Evet yaaa Uçan Kazı kaçırmıyım diye bende o haberleri baştan sona izlerdim. İzlemekle kalmaz birde alttaki yazıları okurdum :)

Hey gidi günler hey..

Adsız dedi ki...

yazılanları okudukça herkesin ortak bir dili olduğu anlaşılıyor. aynı şekilde bende erkenden uyanır, işitme engelliler haber bültenini alt yazılarınıda okuyacak şekilde izlerdim. sonra annem kahvaltıyı hazırlarken, babam güzel bir pazar kahvaltısı hazırlıklarını yapar (sucuk falan işte..), uçankazın sonuna doğru annem tv yi kapatmamızı kahvaltı için mutfağa gitmemiziz isterdi. bizde babama yalvararak voltran bitince kahvaltı yapalım veya kahvaltıyı televizyonun olduğu odada yapalım isterdik...ne güzel günlermiş... bence TRT nostalji adını verdiği bir günde TRT-1 olmasa bile diğer kanallarından birinde o yıllardan bir günün yayınını komple vermeli...bu fikre ne dersinis..bunun bir yolu vardır bence.. çokta izlenir diye düşünüyorum..

Adsız dedi ki...

ben pek tutmazdim nils'i. o yuzden de isitme engelliler icin haber bultenini zar zor atlattiktan sonra bi de ulen su kaz ne halt ediyosa etse de artik voltran baslasa diye beklerdim. zor gecti cocuklugum zor.
emre

Adsız dedi ki...

Ben Niels Bohr'u anlatırken derslerde,hala gizlice aklımdan Nils ve uçan kaz geçiyor :):)

Adsız dedi ki...

1986 tıydı sanırım, ilk renkli televizyonumuzu aldığımızda -Nordmende mi ne öyle birşeydi- ,tabi fena halde şaşırmış şekilde izlediğim, 4-5 yaşlarımdan beynime kazınan çizgi film.

Adsız dedi ki...

herkes dogru seyler demis valla . isitme engellilerin haberlerini izler sonra beklerdik. bizim evin salonundaydı TV ( o zamanki tüm evler gibi ) ve ev soba ile ısındığı için salon buz gibi olur ama ben gene de tüm gücümle beklerdm haberlerin bitmesini.. ucan kaz norton'un sonunu bilen yok mu :) aa ne ayıp hemen söyliyim. son bölümde aslında herşeyin nils'in rüyası olduğunu ve norton'un aslında konusmayı falan bırakın kümeste takılan boş boş bir kaz olduğunu anlıyordk.

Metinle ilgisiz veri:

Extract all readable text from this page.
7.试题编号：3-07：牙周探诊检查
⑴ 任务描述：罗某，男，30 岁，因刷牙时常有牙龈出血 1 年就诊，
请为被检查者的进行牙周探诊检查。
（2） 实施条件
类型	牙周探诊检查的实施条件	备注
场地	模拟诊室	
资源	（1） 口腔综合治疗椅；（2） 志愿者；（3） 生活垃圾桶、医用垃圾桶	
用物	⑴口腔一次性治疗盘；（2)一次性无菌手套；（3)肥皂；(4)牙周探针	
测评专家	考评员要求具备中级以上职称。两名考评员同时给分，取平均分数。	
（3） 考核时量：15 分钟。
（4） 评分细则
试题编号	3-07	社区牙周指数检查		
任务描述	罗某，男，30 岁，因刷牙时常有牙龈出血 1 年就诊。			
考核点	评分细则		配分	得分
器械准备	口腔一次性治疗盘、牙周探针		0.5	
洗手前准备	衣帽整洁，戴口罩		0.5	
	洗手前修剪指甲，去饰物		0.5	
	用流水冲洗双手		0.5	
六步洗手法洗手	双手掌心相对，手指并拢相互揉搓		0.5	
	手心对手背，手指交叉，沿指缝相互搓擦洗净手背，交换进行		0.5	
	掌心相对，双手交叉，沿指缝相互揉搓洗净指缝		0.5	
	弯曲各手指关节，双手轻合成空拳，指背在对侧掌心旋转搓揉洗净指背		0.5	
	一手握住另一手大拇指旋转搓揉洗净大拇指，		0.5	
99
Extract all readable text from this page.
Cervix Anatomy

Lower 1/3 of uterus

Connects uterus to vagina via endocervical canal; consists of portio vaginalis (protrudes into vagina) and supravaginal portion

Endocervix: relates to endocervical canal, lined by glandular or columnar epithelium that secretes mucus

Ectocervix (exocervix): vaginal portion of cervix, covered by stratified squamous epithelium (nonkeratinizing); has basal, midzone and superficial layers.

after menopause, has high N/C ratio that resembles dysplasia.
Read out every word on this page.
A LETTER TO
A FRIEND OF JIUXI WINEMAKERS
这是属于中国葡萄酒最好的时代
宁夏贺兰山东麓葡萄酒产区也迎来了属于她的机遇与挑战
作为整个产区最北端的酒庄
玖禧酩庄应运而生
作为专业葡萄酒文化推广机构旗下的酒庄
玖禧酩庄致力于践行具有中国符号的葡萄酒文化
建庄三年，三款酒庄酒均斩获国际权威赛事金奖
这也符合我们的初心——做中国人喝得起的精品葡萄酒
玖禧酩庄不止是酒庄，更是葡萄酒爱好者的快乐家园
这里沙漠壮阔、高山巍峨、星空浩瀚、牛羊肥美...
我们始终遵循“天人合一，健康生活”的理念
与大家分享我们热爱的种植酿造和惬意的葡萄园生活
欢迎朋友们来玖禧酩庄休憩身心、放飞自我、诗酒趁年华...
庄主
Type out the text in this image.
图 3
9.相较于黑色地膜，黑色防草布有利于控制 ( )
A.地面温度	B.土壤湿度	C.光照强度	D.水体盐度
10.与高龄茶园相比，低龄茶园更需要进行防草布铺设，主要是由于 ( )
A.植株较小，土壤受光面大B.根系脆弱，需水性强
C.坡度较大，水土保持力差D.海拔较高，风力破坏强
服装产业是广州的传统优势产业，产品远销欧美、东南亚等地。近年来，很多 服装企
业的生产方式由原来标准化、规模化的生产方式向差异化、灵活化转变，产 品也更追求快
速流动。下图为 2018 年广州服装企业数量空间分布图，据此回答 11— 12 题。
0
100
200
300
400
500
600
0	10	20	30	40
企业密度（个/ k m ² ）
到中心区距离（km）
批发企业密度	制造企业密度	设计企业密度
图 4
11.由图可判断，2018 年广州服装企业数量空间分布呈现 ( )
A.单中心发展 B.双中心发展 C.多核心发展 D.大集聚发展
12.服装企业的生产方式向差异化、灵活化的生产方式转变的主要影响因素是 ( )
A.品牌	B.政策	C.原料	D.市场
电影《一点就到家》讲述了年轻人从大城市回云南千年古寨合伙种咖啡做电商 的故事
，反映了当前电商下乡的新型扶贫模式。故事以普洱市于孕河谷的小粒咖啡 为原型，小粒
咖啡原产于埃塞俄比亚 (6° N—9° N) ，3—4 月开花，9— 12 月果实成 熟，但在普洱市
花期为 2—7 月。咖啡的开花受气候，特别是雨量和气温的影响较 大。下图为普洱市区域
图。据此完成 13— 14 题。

Nils'in babası nortonu kesip suyundan pilav etinden yemek yapma derdindeymiş aslında.
eski pazarlar güzeldi...

Adsız dedi ki...

Aynen işitme engelliler için hazırlanan haber bülteni izlenir. Ardından Uçan kaz MMmmmorton beklenirdi. Hamster bazı harfleri yuvarladığından, onun gibi konuşur, eğlenirdik.

Adsız dedi ki...

nils'in büyüsü bozulduğunda tekrar eski haline dönmüştü.Ve artık her zaman konustuğu kuşlarla artık anlaşamıyordu.Kaz ve ördekler konuşuyordu ama nils'e kuş sesi gibi geldiği için anlamıyordu.Nasıl üzülmüştüm anlatamam.Oturup ağlamıştım.

Adsız dedi ki...

Hatırlamıyorum çizgi filmle ilgili herhangi birşey; yalnız annem hep anlatır. Çok severmişim bunu, uçan taj dermişim :))

Adsız dedi ki...

ben pencereyi acar avazim ciktigi kadar`` nils basladiii`` diye bagirir obur cacuklara haber verirdim.

Adsız dedi ki...

ucan kaz'i cazip kilan seylerden biri de seslendirmesinin muhtesem olmasiydi... mehmet ali erbil'in harikalar yarattigini hatirliyorum. bir de musigi cok guzeldi, ama nasildi? keske tekrar dinleme sansimiz olsa...

Adsız dedi ki...

seneler evveldi ben o zaman cok ufaktim. istanbulda dunya karate sampiyonasi vardi. o zamanlar bruce lee yede hastaydik tabi :) babam beni turnuvaya goturmustu. en heycanli yerinde..
-baba nielsen baslicak eve gidelimmmm

diye tutturmustum. adam allem etti kallem etti ama beni ikna edemedi.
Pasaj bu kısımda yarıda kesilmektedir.